La dépendance physique au tabagisme est causée par la nicotine. Lorsqu’elle atteint le cerveau, l’hormone dopamine est libérée. Habituellement, la dopamine est libérée pour maintenir l’instinct de reproduction : manger, boire, avoir des relations sexuelles. Mais le corps associe également le tabagisme au bonheur. À chaque cigarette, ce besoin s’exprime plus profondément. Le risque d’une dépendance physique au tabac devient alors grand. Dans cette situation, la consommation de tabac n’est plus un choix, mais relève d’une contrainte dont les symptômes sont les suivants.

Cigarette et fatigue

Ceux qui fument s’essoufflent plus vite : parce que la fumée du tabac fatigue. Ceci est principalement dû à une substance que vous connaissez sans doute : le monoxyde de carbone, un gaz toxique incolore et inodore. Il est produit lors de la combustion du tabac et est un composant majeur de la fumée.

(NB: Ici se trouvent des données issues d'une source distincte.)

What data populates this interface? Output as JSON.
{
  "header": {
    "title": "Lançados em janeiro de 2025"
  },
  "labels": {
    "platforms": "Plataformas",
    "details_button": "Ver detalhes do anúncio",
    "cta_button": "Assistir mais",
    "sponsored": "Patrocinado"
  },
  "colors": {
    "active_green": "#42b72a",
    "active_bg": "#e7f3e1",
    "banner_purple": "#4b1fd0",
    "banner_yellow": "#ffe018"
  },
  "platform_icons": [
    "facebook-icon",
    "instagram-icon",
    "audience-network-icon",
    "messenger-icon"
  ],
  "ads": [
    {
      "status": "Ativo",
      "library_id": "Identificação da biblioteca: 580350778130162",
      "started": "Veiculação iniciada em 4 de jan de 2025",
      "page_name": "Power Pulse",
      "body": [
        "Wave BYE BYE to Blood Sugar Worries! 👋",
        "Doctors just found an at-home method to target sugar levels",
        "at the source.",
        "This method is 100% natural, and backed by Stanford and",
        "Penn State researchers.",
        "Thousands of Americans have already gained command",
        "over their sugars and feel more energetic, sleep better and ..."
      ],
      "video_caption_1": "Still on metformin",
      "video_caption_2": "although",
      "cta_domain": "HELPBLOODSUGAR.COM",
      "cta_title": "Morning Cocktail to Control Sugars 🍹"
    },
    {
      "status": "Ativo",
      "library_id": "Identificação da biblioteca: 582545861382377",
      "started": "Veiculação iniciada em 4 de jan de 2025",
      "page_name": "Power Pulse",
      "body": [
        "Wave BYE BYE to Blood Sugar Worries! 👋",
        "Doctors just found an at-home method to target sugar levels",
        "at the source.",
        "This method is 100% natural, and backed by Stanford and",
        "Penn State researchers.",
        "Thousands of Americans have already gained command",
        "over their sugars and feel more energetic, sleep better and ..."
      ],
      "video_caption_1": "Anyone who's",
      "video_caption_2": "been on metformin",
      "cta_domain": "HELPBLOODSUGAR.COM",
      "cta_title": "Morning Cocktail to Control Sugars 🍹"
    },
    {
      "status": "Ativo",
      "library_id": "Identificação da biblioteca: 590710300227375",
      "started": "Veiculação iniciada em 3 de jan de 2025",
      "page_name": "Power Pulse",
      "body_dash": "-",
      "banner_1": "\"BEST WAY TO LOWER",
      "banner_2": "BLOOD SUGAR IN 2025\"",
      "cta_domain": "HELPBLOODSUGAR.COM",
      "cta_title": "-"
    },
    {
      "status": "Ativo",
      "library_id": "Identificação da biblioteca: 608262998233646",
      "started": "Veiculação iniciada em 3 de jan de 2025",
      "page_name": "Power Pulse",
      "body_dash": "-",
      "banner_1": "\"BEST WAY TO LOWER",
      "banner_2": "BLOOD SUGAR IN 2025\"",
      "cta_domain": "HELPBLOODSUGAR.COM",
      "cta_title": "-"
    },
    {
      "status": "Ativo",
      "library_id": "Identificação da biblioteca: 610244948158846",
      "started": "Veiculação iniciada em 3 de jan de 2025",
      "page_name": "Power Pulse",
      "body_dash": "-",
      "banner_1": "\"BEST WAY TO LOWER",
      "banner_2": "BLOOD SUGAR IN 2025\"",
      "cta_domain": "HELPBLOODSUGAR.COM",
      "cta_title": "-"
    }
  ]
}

Celui-ci est inhalé et pénètre dans le sang du fumeur par les poumons. Là, le monoxyde de carbone se combine avec le pigment rouge du sang, ce qu’on appelle « l’hémoglobine ». L’hémoglobine transporte à son tour la substance vers les différents organes du corps.

Cigarette et nervosité

Des chercheurs ont découvert un lien entre la dépendance à la cigarette et la nervosité. Les jeunes en particulier sont touchés par cette interaction. Il existe un mythe selon lequel, la cigarette aiderait de nombreux fumeurs à lutter contre les humeurs nerveuses. Dans le même temps, la nervosité favorise les envies de nicotine : un cercle vicieux représentant une grande dépendance physique au tabac. Les fumeurs utilisent des cigarettes pour se sentir comme des non-fumeurs.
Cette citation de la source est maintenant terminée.